SYNC13C SPOJ Wrong answer

Question

Link to challenge

Ramesh and Suresh get a box full of five stars on lottery each. Since both the boxes need not have the same number of chocolates, they decide to play a game. The winner gets to have both the boxes of chocolates. They play alternatively and Suresh starts the game. Given the number of chocolates in both the boxes, let them be c1 and c2, the player takes either c1 or c2 number of chocolates and divide the remaining box of chocolates to two boxes (these two boxes need not have the same number of chocolates). The player who cannot make such a move loses. Input

First line of input contains a number T(1<=T<=1000), the number of test cases. Then follows T lines each containing two space separated integers c1 and c2

(1<=c1<=c2<=10000).

Output For each test case print "Ramesh" or "Suresh" depending on who is the winner.

Input: 2 3 1 4 5

Output: Ramesh Suresh

Here is my attempt, which is giving me the wrong answer. Give me some more test cases, too.

#include<stdio.h>
int main()
{
    int t,c1,c2,max,count,min;
    scanf("%d",&t);
    while(t--)
    {
        scanf("%d%d",&c1,&c2);
        min=c1<c2?c1:c2;  
        max=c1>c2?c1:c2;
        if(max%2!=0 && min%2!=0) 
            printf("Ramesh\n");
        else if(min%2==0 && max%2!=0)
            printf("Suresh\n");
        else if(max%2==0 && min%2!=0)
            printf("Ramesh\n");  
        else printf("Suresh\n");
    }
    return 0; 
}

Answer 1

#include<stdio.h>
int main()
{
    int t;
    scanf("%d",&t);
    while(t--)
    {
       int a,b;
       scanf("%d%d",&a,&b);
       if(a%2==1 && b%2==1)
           printf("Ramesh\n");
       else
           printf("Suresh\n");
    }    
    return 0;
}

Answer 2

The code is much simpler than that. First, let me explain the algorithm.

Let W be an array where,

W[i] = 1 if the user wins by choosing to split the box of i chocolates and 0 if he looses.

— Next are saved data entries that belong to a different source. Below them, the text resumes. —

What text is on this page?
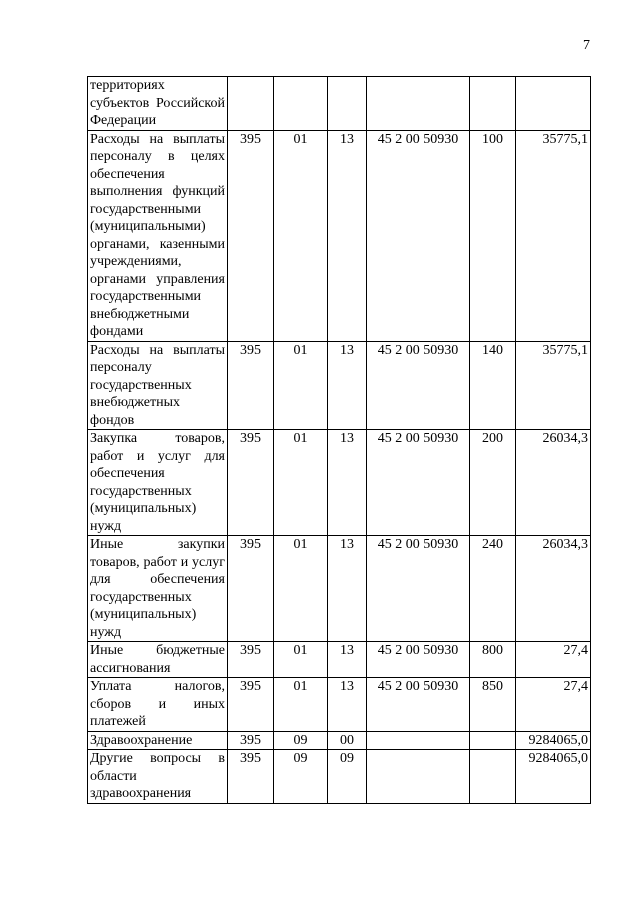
7
территориях субъектов Российской Федерации						
Расходы на выплаты персоналу в целях обеспечения выполнения функций государственными (муниципальными) органами, казенными учреждениями, органами управления государственными внебюджетными фондами	395	01	13	45 2 00 50930	100	35775,1
Расходы на выплаты персоналу государственных внебюджетных фондов	395	01	13	45 2 00 50930	140	35775,1
Закупка товаров, работ и услуг для обеспечения государственных (муниципальных) нужд	395	01	13	45 2 00 50930	200	26034,3
Иные закупки товаров, работ и услуг для обеспечения государственных (муниципальных) нужд	395	01	13	45 2 00 50930	240	26034,3
Иные бюджетные ассигнования	395	01	13	45 2 00 50930	800	27,4
Уплата налогов, сборов и иных платежей	395	01	13	45 2 00 50930	850	27,4
Здравоохранение	395	09	00			9284065,0
Другие вопросы в области здравоохранения	395	09	09			9284065,0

Lets construct this array and we will be getting a pattern.

W[1] = 0, since one can't split the box of one chocolate.

For all i>1, we have:

W[i] = 1 if there exists integers a and b such that a+b=i and W[a]=W[b]=0 , 0 otherwise.

The above statement implies that, for a user to win by choosing the i chocolate box, he needs make sure that, his opponent looses no matter what box he chooses further. His opponent loosing implies that W[a]=W[b]=0 and a+b=i.

If we try to fill up this array we get,

W : 1 2 3 4 5 6 7...

val: 0 1 0 1 0 1 0...

This means if one the given integers is even, then suresh is going to win. If both of them are odd, it means ramesh will win.

Hope I am clear.